Dengan dinobatkannya Mu’awiyah menjadi kholifah, telah dimulai babak baru perpolitikan Islam. Mu’awiyah sebagai keturunan aristocrat Makkah yang menguasai bidang politik, ekonomi dan militer sebelum masuknya mereka ke dalam Islam, berusaha mengembalikan kekuasaan mereka. Masuknya mereka dari kuturunan Abd Sysam termasuk Mu’awiyah dan ayahnya, Abi Sufyan ketika terjadi Fathu Makkah telah menghilangkan otoritas dan kehormatan yang telah lama disandang mereka, dan menjadikan mereka sejajar dengan umat Islam lainnya.

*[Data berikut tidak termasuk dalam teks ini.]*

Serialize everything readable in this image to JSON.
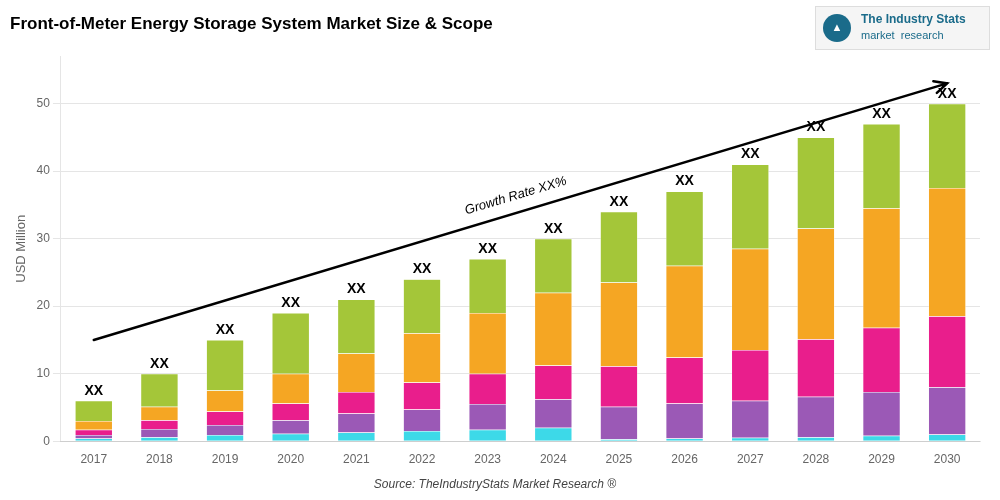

Maka saat ini adalah waktu yang tepat untuk mengembalikan otoritas keluarganya yang hilang saat kedatangan Islan, dengan membangun dinasti menguasai seluruh masyarakat Islam.
Keberhasilan Mu’awiyah mendirikan Bani Umayyah bukan hanya akibat dari kemenangan diplomasi da Siffin dan terbunuhnya khalifah Ali saja, dari sejak semula Gubernur Suriah itu memiliki “basis rasional” yang solid bagi landasan politiknya di masa depan. Pertama adalah berupa dukungan yang kuat dari rakyat Suriah dan dari keluarga Bani Umayyah sendiri. Kedua, sebagai seorang administrator, Mu’awiyah sangat bijaksana dalam menempatkan para pembantunya pada jabatan-jabatan penting. Tiga orang patutlah mendapat perhatian khusus, yaitu ‘Amr bin ‘Ash, Mughirah ibnu Syu’bah dan Ziyad ibnu Abihi. Ketiga pembantu ini dengan Mu’awiyah merupakan empat politikus yang sangat mengagumkan di kalangan Muslim Arab. Ketiga, Mu’awiyah memiliki kemampuan menonjol sebagai negarawan sejati, bahkan mencapai tingkat “hilm” sifat tertinggi yang dimiliki oleh para pembesar Makkah pada zaman dulu. Seorang manusia hilm seperti Mu’awiyah dapat menguasai diri secara mutlak dan mengambil keputusan-keputusan yang menentukan, meskipun ada tekanan dan intimidasi.
Ekspansi yamg terhenti pada masa khalifah Utsman dan Ali di lanjutkan kembali oleh Dinasti ini. Di zaman Mu’awiyah, Tunisia dapat di taklukkan. Di sebelah timur, Mu’awiyah dapat menguasai daerah Khurasan sampai ke Oxus dan Afganistan sampai ke Kabul. Angkatan lautnya melakukan serangan-serangan ke ibu Kota Bizantium, Konstantinopel. Ekspansi ke timur yang dilakukan Mu’awiyah kemudian dilanjutkan oleh Khalifah Abd Al-Malik. Dia mengirim tentara menyebrangi sungai Oxus dan dapat berhasil Balkh, Bukhara, Khawariz, Ferghana, dan Samarkand. Tentaranya bahkan sampai ke India dan dapat menguasai Balukhistan, Sind, dan daerah Punjab sampai ke Maltan.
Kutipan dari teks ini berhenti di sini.